2011-10-07 Thread Igor Tandetnik
Simon Slavin  wrote:
> I'm trying to write some code which has to be useful under many different 
> circumstances.  Something I want to be able to do is to
> take an arbitrary SELECT statement and replace the columns which would 
> normally be returned with COUNT(*) to find out how many
> rows would be returned.  To do this I replace the text between "SELECT" and 
> "FROM".

An alternative might be to wrap the counting SELECT around the original 
statement:

select count(*) from (
  select ...
);

> I suspect this won't work well with unusual SELECTs which include sub-selects.

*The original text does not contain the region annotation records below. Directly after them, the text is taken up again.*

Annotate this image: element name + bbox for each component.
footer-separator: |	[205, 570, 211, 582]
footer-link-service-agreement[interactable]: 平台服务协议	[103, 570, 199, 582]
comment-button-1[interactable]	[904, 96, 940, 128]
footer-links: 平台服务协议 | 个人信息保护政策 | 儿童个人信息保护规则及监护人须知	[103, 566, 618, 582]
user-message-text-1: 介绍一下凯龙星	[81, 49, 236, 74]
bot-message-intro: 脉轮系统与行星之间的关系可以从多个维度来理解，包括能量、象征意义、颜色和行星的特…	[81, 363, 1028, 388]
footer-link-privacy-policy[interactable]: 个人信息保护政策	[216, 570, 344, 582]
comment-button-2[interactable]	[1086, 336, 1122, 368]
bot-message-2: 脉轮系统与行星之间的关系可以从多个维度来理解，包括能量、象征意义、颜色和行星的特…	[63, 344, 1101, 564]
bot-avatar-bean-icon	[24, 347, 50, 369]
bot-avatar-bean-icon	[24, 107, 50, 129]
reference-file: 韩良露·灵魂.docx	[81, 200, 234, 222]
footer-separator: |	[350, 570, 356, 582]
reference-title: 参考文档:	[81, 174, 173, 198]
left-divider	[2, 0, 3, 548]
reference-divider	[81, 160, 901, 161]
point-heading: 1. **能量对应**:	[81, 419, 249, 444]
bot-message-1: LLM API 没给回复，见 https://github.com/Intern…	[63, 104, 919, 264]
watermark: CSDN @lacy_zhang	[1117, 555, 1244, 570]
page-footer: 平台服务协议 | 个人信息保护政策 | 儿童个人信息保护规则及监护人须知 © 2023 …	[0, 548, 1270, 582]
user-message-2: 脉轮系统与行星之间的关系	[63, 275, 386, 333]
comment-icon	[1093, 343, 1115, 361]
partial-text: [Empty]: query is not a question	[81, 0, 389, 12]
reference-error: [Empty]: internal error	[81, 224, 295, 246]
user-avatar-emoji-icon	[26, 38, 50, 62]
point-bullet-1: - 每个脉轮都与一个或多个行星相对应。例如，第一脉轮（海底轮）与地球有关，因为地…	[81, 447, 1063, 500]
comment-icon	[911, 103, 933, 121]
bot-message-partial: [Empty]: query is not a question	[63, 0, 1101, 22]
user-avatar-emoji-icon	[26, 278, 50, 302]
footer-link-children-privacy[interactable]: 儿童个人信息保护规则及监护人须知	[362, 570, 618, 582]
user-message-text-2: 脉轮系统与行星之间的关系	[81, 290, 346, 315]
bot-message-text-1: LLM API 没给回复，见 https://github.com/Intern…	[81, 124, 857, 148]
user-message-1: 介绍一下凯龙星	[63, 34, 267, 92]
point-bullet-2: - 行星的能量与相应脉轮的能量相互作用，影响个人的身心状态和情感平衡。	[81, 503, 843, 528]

I don't think subselects between SELECT and FROM should be any problem. Of 
course you'd need to count parentheses and quotes and square brackets carefully 
to find the right FROM.

SQLite has a non-standard extension whereby aliases assigned to expressions in 
the SELECT clause may be used in the WHERE and other clauses:

select 1+2 as alias from mytable where alias > 0;

> I'm trying to get my head around whether JOINs could be a problem.

I don't see how.

> Also, does anyone know whether some combination of NULs might make COUNT(*) 
> give the wrong result ?

No. COUNT(*) counts the number of rows, regardless of what those rows contain.